Party primary elections were held on Sunday, with the preliminary results showing “Mauricio Villeda ahead as presidential candidate for the Liberal Party while the National Party was favoring Juan Orlando Hernández,” and former first lady Xiomara Castro de Zelaya emerged – running unopposed - as the candidate of the new Liberty and Refoundation (LIBRE) party (which emerged from the National Resistance Front to the coup (FNRP)). Notably, of the three, Zelaya had received the most votes (357,926) as of this writing, with Hernández’s 306,012 second. But, only about two-thirds of the mesas had been examined before technical problems caused a vote count disruption, and Hernández’s National Party challenger Ricardo Álvarez called for a “vote by vote recount.” The Supreme Electoral Tribunal vowed yesterday to issue final results “within 10 days.”
We saw the same types of threats and violence around the elections in November of 2009 after the coup, and it’s continued and expanded, and what we’re seeing is either killings of candidates or would-be candidates. We’re seeing threats and attacks. It’s not an atmosphere in which you can legitimately, realistically expect to have free and fair elections.

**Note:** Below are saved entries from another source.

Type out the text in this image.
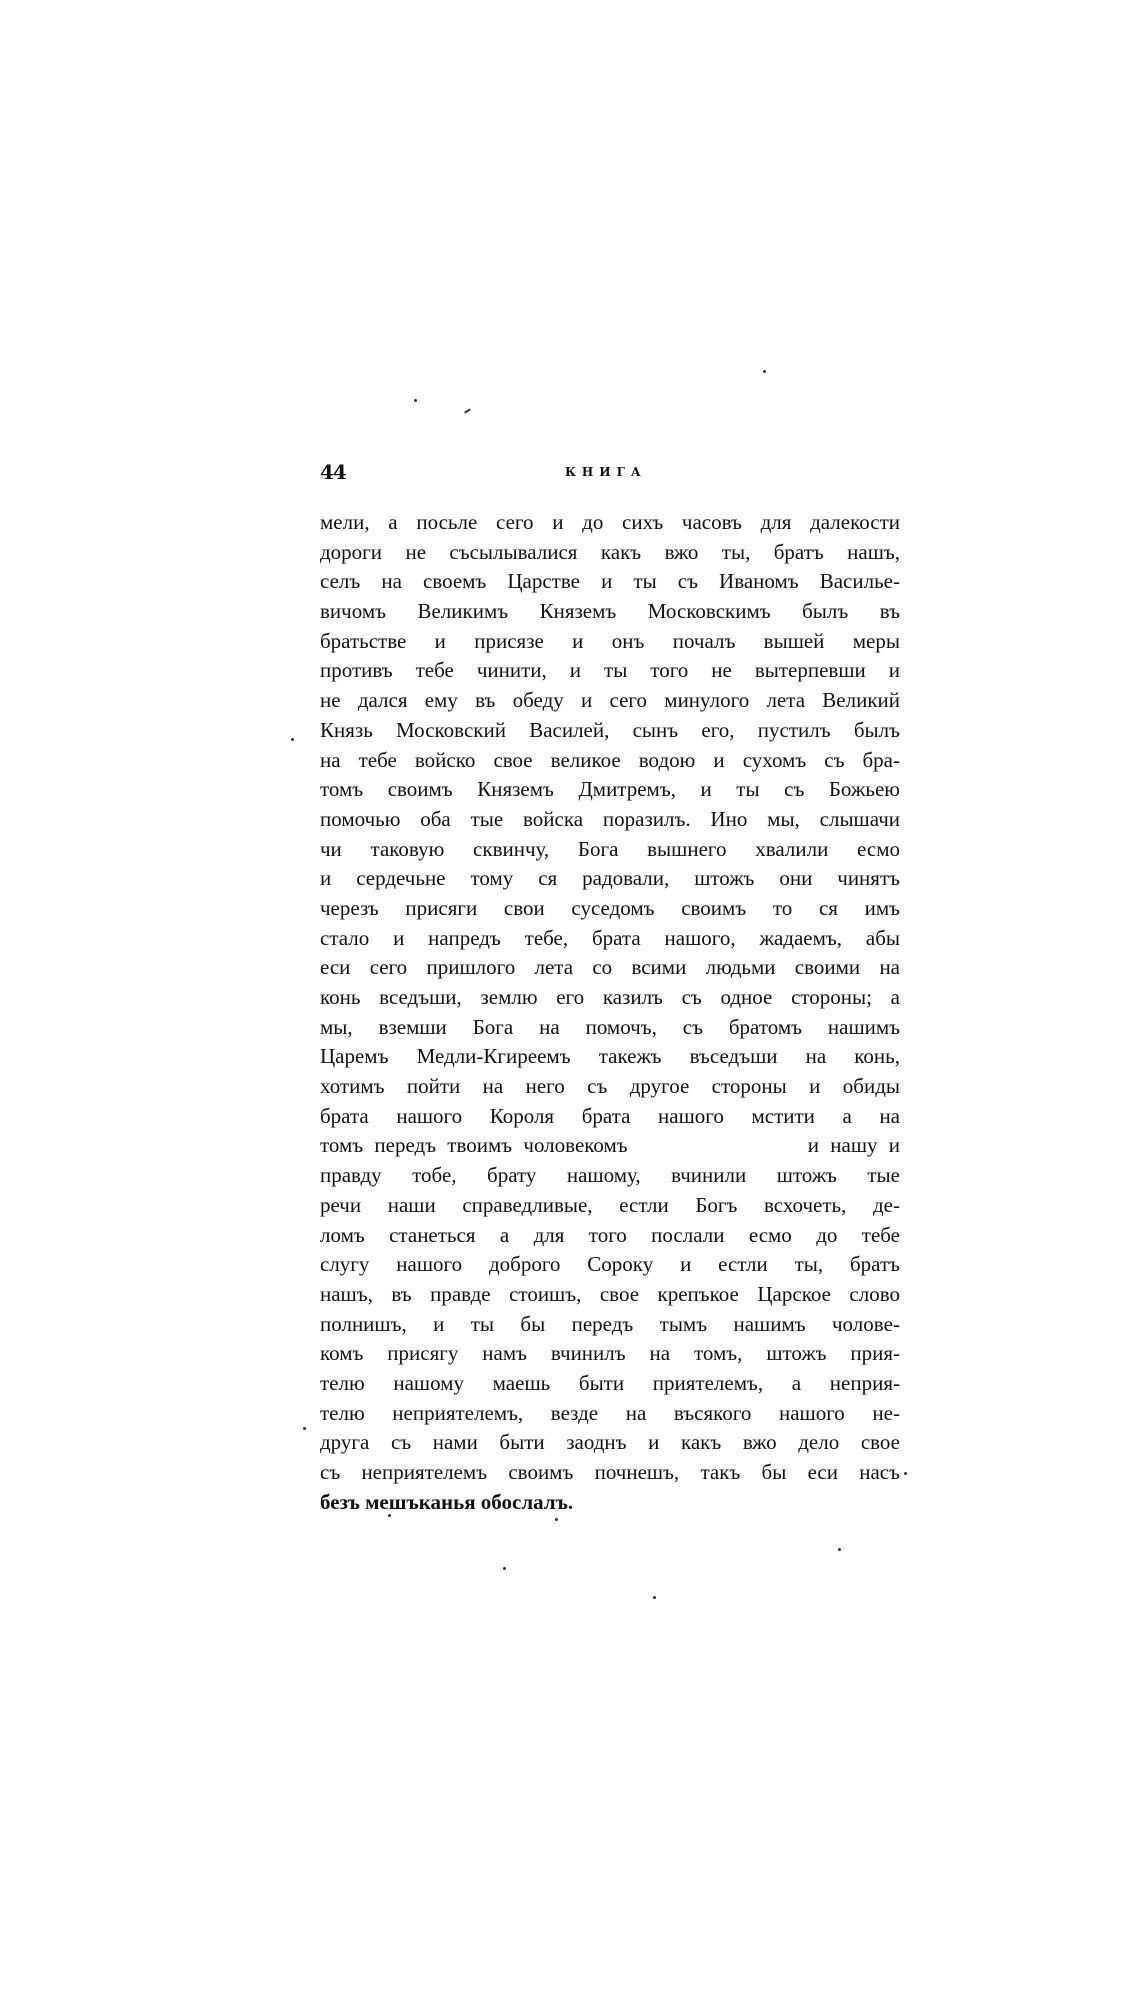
44	КНИГА
мели, а посьле сего и до сихъ часовъ для далекости
дороги не съсылывалися какъ вжо ты, братъ нашъ,
селъ на своемъ Царстве и ты съ Иваномъ Василье-
вичомъ Великимъ Княземъ Московскимъ былъ въ
братьстве и присязе и онъ почалъ вышей меры
противъ тебе чинити, и ты того не вытерпевши и
не дался ему въ обеду и сего минулого лета Великий
Князь Московский Василей, сынъ его, пустилъ былъ
на тебе войско свое великое водою и сухомъ съ бра-
томъ своимъ Княземъ Дмитремъ, и ты съ Божьею
помочью оба тые войска поразилъ. Ино мы, слышачи
чи таковую сквинчу, Бога вышнего хвалили есмо
и сердечьне тому ся радовали, штожъ они чинятъ
черезъ присяги свои суседомъ своимъ то ся имъ
стало и напредъ тебе, брата нашого, жадаемъ, абы
еси сего пришлого лета со всими людьми своими на
конь вседъши, землю его казилъ съ одное стороны; а
мы, вземши Бога на помочъ, съ братомъ нашимъ
Царемъ Медли-Кгиреемъ такежъ въседъши на конь,
хотимъ пойти на него съ другое стороны и обиды
брата нашого Короля брата нашого мстити а на
томъ передъ твоимъ чоловекомъ                и нашу и
правду тобе, брату нашому, вчинили штожъ тые
речи наши справедливые, естли Богъ всхочеть, де-
ломъ станеться а для того послали есмо до тебе
слугу нашого доброго Сороку и естли ты, братъ
нашъ, въ правде стоишъ, свое крепъкое Царское слово
полнишъ, и ты бы передъ тымъ нашимъ чоловe-
комъ присягу намъ вчинилъ на томъ, штожъ прия-
телю нашому маешь быти приятелемъ, а неприя-
телю неприятелемъ, везде на въсякого нашого не-
друга съ нами быти заоднъ и какъ вжо дело свое
съ неприятелемъ своимъ почнешъ, такъ бы еси насъ
безъ мешъканья обослалъ.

Spees also noted that media critical of the coup and the Lobo government “has been under attack since the coup” and so have been unable to freely cover the elections and the run-up to them.

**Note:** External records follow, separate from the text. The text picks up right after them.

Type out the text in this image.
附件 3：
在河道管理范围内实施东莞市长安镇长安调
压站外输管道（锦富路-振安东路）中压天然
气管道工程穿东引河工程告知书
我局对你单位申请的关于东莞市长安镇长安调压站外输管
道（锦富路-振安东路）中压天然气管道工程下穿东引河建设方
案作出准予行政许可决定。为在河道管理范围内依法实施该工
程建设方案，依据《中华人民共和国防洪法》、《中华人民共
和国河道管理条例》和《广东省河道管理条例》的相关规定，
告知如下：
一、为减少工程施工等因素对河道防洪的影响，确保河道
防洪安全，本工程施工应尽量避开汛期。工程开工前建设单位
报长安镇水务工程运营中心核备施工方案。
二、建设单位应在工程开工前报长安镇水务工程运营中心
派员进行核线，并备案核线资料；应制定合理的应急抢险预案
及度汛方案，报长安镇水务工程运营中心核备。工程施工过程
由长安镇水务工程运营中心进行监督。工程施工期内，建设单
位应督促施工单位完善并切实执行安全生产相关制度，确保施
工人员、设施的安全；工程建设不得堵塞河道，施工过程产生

AP reported that “A mission of 40 Organization of American States observers said the voting process had been ‘normal,’” but as we’ve documented, the OAS has a dubious past record, having played a key role in arbitrarily overturning the results of the first round of Haiti’s 2010 presidential elections. Spees noted to Inside Story Americas host Shihab Rattansi that, “Well, I think you made the point that ‘normal’ in Honduras is …there’s a different standard used by the OAS since the coup.”

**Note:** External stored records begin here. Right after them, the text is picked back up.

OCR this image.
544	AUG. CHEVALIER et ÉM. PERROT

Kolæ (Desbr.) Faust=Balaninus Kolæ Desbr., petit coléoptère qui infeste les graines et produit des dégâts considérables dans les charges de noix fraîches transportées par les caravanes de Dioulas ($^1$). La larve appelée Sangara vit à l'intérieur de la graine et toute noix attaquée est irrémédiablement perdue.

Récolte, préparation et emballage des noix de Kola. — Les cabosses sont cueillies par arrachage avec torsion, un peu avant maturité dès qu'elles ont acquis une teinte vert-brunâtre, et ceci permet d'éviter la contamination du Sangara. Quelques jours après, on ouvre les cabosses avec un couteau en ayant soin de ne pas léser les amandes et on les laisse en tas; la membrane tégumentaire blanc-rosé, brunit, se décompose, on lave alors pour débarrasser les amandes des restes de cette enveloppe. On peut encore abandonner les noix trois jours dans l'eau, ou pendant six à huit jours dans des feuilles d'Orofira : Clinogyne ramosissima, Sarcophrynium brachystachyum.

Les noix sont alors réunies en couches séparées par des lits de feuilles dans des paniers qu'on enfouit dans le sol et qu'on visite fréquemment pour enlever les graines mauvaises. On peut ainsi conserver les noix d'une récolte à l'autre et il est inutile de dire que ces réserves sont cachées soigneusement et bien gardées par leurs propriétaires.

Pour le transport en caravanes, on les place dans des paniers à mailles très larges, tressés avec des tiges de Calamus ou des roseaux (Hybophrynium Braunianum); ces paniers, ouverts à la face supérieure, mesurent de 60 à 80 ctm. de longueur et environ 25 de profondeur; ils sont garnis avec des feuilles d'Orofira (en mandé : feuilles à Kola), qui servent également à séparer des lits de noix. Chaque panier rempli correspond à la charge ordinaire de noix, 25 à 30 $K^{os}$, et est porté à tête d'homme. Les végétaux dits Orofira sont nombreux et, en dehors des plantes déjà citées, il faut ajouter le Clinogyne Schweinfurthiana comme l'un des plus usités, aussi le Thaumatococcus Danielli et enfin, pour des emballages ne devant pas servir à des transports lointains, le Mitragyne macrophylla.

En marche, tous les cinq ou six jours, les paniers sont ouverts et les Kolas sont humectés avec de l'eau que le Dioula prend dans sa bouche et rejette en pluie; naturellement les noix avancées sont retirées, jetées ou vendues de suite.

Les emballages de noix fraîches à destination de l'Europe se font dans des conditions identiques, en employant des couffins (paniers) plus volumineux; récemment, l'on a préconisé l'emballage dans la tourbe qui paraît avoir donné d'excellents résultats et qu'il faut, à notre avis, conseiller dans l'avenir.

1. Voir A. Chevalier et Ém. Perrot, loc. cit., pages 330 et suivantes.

Election monitors from the U.S. and other countries have written some of their first-hand observations. In a pre-election post on Thursday, Matt Ginsberg-Jaeckle described the feelings of people he talked to regarding the elections and whether they would be “free and fair”:
Though skepticism abounds, it has more to do with whether the military and the oligarchy will respect the election results next November during the general elections than whether there are candidates worth voting for. When Hondurans go to the polls this Sunday, those voting in the primary for candidates of the LIBRE party …will be voting for people that for the last two years have walked along side of them under clouds of tear gas, gone to funerals together for compañeros killed for resisting the coup, shared intense and difficult moments and debates but never lost sight of the dream of re-founding Honduras.
Greg McCain witnessed the electoral environment in the Aguan Valley on Sunday:
To enter the town of Tocoa, a fifteen-minute drive from La Confianza, you have to pass through a military checkpoint. Plus, military personnel occupy several of its hotels on a semi-regular basis. On this rainy Election Day, there were more military transport trucks than usual at the entrance to the city, and one truck was mounted with an automatic weapon pointing towards the cars as they passed the checkpoint, a soldier behind it with his finger near the trigger: [see photos here.]
McCain described how Election Day “started”:
Election day here in Honduras started with an email message from MUCA (The Unified Campesino Movement of the Aguán). It stated that the day before, at about 4:30PM, hundreds of soldiers had entered La Confianza, the campesino community which belongs to MUCA. The soldiers had their guns at the ready as they went up and down the streets where children were playing. Someone asked them what they were doing there. Their response: “We just want to capture a tacamiche.” Tacamiche is a reference to the campesinos who occupied a banana plantation in the 1990s and were brutally evicted by 500 members of the National Police. The soldiers only stayed in La Confianza for a short while, but their message was clear, we are watching and ready to pounce.
McCain writes that “Torrential rain fell continuously, as it has done everyday during this rainy season. But neither the rain nor the presence of soldiers deterred voters from turning out to the polls.”